While I found the airing of my research and the ideas for my dissertation an invaluable experience, the most important aspect was the joining of a community of like-minded scholars who can help guide me in my endeavors. Conferences are an important aspect of academia; they provide networking opportunities, support systems, feedback from leading scholars, and experience facing the fire from fellow academicians.
The ACIS West conference was all that and more. North Carolina State provides a wonderful home for those of us who want to be part of a cadre of world-renowned academics and cutting-edge research and scholarship. ACIS provides the far more specialized and topic-oriented assistance that can be so helpful. The history and public history departments provide a vast array of experts and a top level of fellow students to air ideas and test theories. Conferences like ACIS that include scholars from my field of research, Irish Studies, that also cross cultural, geographic, and disciplinary boundaries in new ways.

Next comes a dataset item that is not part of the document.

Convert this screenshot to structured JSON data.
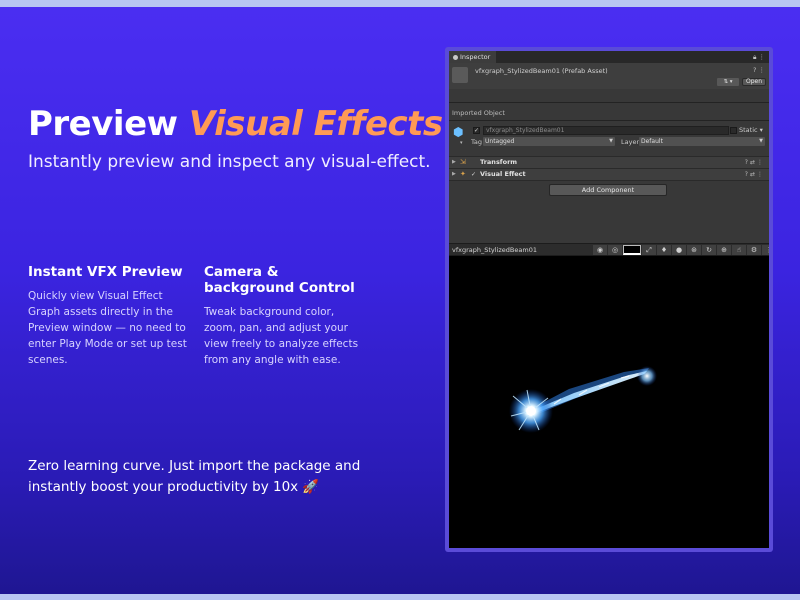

I arrived with a paper in my hand, eager to share my particular take on Irish heritage, from the point of view of a budding public historian. I found that not only did I receive feedback and ideas from literary scholars, dramatists, poets, archaeologists, political scientists and historians, but I was able to give them a glimpse of what public history is and how it can contribute to our understanding of Irish and Celtic identity, how it forms and lives, both in the past and the present. I was able to share my deeply held belief that it is through public history that the importance of heritage and culture will be advanced and appreciated.

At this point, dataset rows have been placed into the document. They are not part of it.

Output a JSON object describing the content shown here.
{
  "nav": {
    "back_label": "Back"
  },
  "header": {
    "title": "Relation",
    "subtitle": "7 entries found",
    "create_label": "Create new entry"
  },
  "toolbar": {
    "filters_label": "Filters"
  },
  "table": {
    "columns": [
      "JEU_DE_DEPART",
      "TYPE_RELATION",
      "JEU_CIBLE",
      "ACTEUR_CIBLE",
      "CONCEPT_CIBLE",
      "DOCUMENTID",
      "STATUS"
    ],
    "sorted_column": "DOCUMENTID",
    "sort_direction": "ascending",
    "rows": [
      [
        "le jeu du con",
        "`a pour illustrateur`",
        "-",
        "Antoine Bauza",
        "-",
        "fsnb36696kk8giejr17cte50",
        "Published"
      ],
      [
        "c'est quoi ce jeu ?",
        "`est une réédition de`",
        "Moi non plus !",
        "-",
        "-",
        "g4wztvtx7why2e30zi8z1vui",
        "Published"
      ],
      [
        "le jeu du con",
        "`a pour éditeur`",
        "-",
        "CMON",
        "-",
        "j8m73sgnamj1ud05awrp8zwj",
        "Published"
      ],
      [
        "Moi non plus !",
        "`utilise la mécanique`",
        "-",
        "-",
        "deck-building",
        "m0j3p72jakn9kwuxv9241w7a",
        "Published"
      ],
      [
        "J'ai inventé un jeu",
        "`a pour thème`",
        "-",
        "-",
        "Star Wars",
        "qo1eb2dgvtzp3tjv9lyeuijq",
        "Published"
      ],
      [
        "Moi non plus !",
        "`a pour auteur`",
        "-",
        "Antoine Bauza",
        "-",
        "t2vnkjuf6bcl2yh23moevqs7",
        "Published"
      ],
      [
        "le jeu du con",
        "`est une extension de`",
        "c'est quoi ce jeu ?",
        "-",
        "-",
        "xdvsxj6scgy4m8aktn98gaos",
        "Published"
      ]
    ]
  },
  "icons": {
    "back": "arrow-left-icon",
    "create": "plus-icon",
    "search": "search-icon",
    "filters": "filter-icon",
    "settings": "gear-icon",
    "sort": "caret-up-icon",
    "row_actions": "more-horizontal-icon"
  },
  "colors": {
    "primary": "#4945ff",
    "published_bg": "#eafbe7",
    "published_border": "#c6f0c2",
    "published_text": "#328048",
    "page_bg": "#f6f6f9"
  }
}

To paraphrase Keynote speaker, and historian John Borgonovo, “Irish studies is a part of a larger theme of immigrant culture. In an age of xenophobia, hatred, and fear, the Irish experience can provide a touchstone for other cultures struggling to assimilate into a new society.” History and the humanities, social sciences and arts are under attack right now; funding chipped away, and relevance questioned. One important result of my experience with this conference is to realize the crucial nature of communicating not only the relevance of history and public history, and of my work particularly for immigrant groups, but how crucial this education is in maintaining a just society of tolerant, accepting and cosmopolitan citizens.
Specialized conferences such as this one form their own community partnerships, inviting those from disparate parts of the world, from a multitude of disciplines to join together to examine new research, ongoing problems and ask new questions for the advancement of all.